KUALA LUMPUR (Reuters) - Malaysia on Friday said it has frozen bank accounts of the political party once led by former premier Najib Razak as part of an investigation into alleged misappropriation from state fund 1Malaysia Development Bhd (1MDB).
The party, the United Malays National Organisation (UMNO), which led a coalition that had governed the country for more than 60 years until last month, is believed to have received funds from 1MDB when Najib was leading the party.
Malaysia reopened investigations into 1MDB in May after a shock election win by the opposition, led by veteran former leader Mahathir Mohamad. His alliance has vowed to recoup money allegedly siphoned off from the fund.
A taskforce looking into 1MDB said a number of bank accounts of several companies and organisations had been frozen.
"The 1MDB taskforce confirms it has frozen a number of accounts owned by individuals and organisations, including UMNO and other political parties believed to be involved in the misappropriation of 1MDB funds," it said in a statement.

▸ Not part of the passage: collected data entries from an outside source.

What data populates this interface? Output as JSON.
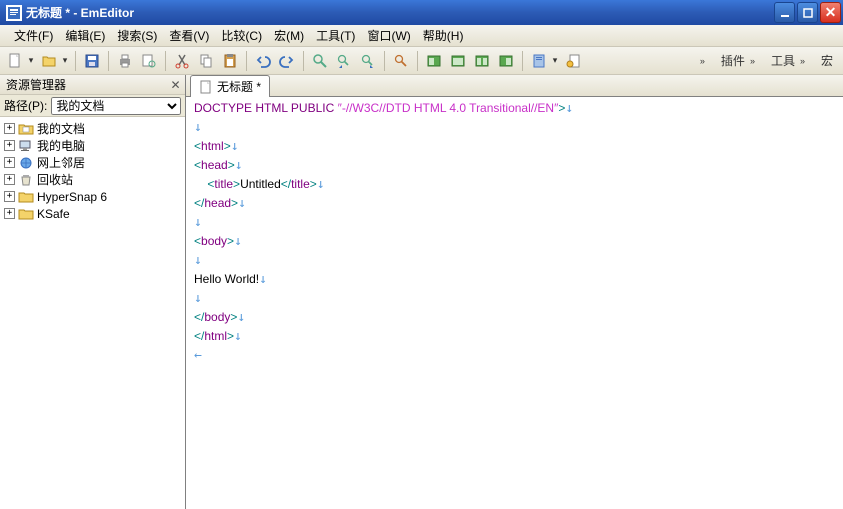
{
  "window": {
    "title": "无标题 * - EmEditor"
  },
  "menu": {
    "file": {
      "label": "文件",
      "hotkey": "(F)"
    },
    "edit": {
      "label": "编辑",
      "hotkey": "(E)"
    },
    "search": {
      "label": "搜索",
      "hotkey": "(S)"
    },
    "view": {
      "label": "查看",
      "hotkey": "(V)"
    },
    "compare": {
      "label": "比较",
      "hotkey": "(C)"
    },
    "macro": {
      "label": "宏",
      "hotkey": "(M)"
    },
    "tools": {
      "label": "工具",
      "hotkey": "(T)"
    },
    "window": {
      "label": "窗口",
      "hotkey": "(W)"
    },
    "help": {
      "label": "帮助",
      "hotkey": "(H)"
    }
  },
  "sidebar": {
    "title": "资源管理器",
    "path_label": "路径(P):",
    "path_value": "我的文档",
    "items": [
      {
        "label": "我的文档",
        "icon": "docs"
      },
      {
        "label": "我的电脑",
        "icon": "computer"
      },
      {
        "label": "网上邻居",
        "icon": "network"
      },
      {
        "label": "回收站",
        "icon": "recycle"
      },
      {
        "label": "HyperSnap 6",
        "icon": "folder"
      },
      {
        "label": "KSafe",
        "icon": "folder"
      }
    ]
  },
  "tabs": [
    {
      "label": "无标题 *"
    }
  ],
  "right_toolbar": {
    "plugins": "插件",
    "tools": "工具",
    "macro": "宏"
  },
  "document": {
    "lines": [
      {
        "t": "doctype",
        "pre": "<!",
        "tag": "DOCTYPE HTML PUBLIC",
        "str": " \"-//W3C//DTD HTML 4.0 Transitional//EN\"",
        "post": ">"
      },
      {
        "t": "blank"
      },
      {
        "t": "tag",
        "open": "html"
      },
      {
        "t": "tag",
        "open": "head"
      },
      {
        "t": "inline",
        "indent": "    ",
        "open": "title",
        "text": "Untitled",
        "close": "title"
      },
      {
        "t": "tag",
        "close": "head"
      },
      {
        "t": "blank"
      },
      {
        "t": "tag",
        "open": "body"
      },
      {
        "t": "blank"
      },
      {
        "t": "text",
        "text": "Hello World!"
      },
      {
        "t": "blank"
      },
      {
        "t": "tag",
        "close": "body"
      },
      {
        "t": "tag",
        "close": "html"
      },
      {
        "t": "eof"
      }
    ]
  }
}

UMNO did not immediately respond to requests for comment.
Najib has consistently denied wrongdoing.
The freezing of the accounts has raised more questions about the fate of UMNO, which has been the party of all but one of Malaysia's prime ministers. Mahathir led the country as UMNO leader in his first stint as premier, before he quit the party over the 1MDB scandal.

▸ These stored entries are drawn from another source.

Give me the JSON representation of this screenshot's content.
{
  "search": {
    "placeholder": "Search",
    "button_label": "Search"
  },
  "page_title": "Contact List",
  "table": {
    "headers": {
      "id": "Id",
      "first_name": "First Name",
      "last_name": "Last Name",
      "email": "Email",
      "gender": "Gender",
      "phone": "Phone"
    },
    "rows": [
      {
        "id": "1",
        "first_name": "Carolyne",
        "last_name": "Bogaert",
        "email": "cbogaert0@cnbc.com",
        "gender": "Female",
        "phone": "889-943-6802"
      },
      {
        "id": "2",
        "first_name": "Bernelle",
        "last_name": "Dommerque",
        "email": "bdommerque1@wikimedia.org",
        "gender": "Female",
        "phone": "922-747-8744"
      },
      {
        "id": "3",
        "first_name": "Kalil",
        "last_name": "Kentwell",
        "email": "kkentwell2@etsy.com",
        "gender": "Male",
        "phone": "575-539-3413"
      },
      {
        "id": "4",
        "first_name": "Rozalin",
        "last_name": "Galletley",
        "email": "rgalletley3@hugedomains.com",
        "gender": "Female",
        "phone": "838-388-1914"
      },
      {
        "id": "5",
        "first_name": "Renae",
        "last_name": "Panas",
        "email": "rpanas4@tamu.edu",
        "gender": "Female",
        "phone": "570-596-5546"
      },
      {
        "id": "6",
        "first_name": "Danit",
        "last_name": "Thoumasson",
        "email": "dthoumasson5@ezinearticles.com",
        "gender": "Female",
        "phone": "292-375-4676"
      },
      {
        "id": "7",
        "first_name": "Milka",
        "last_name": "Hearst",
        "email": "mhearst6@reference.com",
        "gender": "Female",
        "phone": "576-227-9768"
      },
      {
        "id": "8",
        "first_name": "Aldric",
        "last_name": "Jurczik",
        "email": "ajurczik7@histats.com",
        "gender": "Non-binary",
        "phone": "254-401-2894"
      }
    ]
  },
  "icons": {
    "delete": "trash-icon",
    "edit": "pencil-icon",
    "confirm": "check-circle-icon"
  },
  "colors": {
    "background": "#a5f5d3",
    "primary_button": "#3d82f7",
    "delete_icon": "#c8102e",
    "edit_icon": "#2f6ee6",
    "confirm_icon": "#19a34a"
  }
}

Several UMNO lawmakers have quit the party since the election, and it has also been abandoned by most of its coalition partners.
The party is set to hold an election for party president on Saturday, after Najib stepped down as UMNO chief following the election defeat.

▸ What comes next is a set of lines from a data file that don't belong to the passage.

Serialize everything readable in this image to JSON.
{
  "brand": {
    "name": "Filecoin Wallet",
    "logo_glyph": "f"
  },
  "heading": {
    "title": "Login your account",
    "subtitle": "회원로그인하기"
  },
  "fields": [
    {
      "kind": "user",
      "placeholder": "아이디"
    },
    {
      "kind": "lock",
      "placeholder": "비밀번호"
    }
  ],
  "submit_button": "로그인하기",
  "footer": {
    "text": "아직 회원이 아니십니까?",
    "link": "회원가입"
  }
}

Ahmad Zahid Hamidi, UMNO's acting president, was quoted by state news agency Bernama as saying he expected UMNO officials, including ones elected to party posts on Saturday, to be investigated by the Malaysian Anti-Corruption Commission (MACC).
NAJIB IN COURT SOON
Finance Minister Lim Guan Eng told Reuters this month that UMNO was not the only political party to have received 1MDB funds.
U.S. authorities say more than $4.5 billion was misappropriated from 1MDB, and that nearly $700 million from the fund was diverted into the former premier's personal bank accounts.
Najib, in an interview with Reuters last week, said that the $700 million was a donation from a member of the Saudi Arabian royal family. He did not identify the donor.
Since losing the election, Najib has been barred from leaving Malaysia, questioned by the MACC and has had his homes searched as part of the 1MDB investigation.
This week, police said nearly $275 million worth of jewellery, handbags, watches and other items were found at premises linked to Najib and his family. Authorities also found about $29 million in cash.
Najib has said the money was for election purposes and that it came from "genuine donations".
Prime Minister Mahathir, meanwhile, has said Malaysia is looking to bring a range of charges against Najib, including embezzlement and bribery.
Late on Thursday, the Bernama news agency reported Mahathir as saying Najib would be prosecuted soon.
"I think he will be brought to the court soon," Mahathir was quoted as saying on an official visit to Jakarta.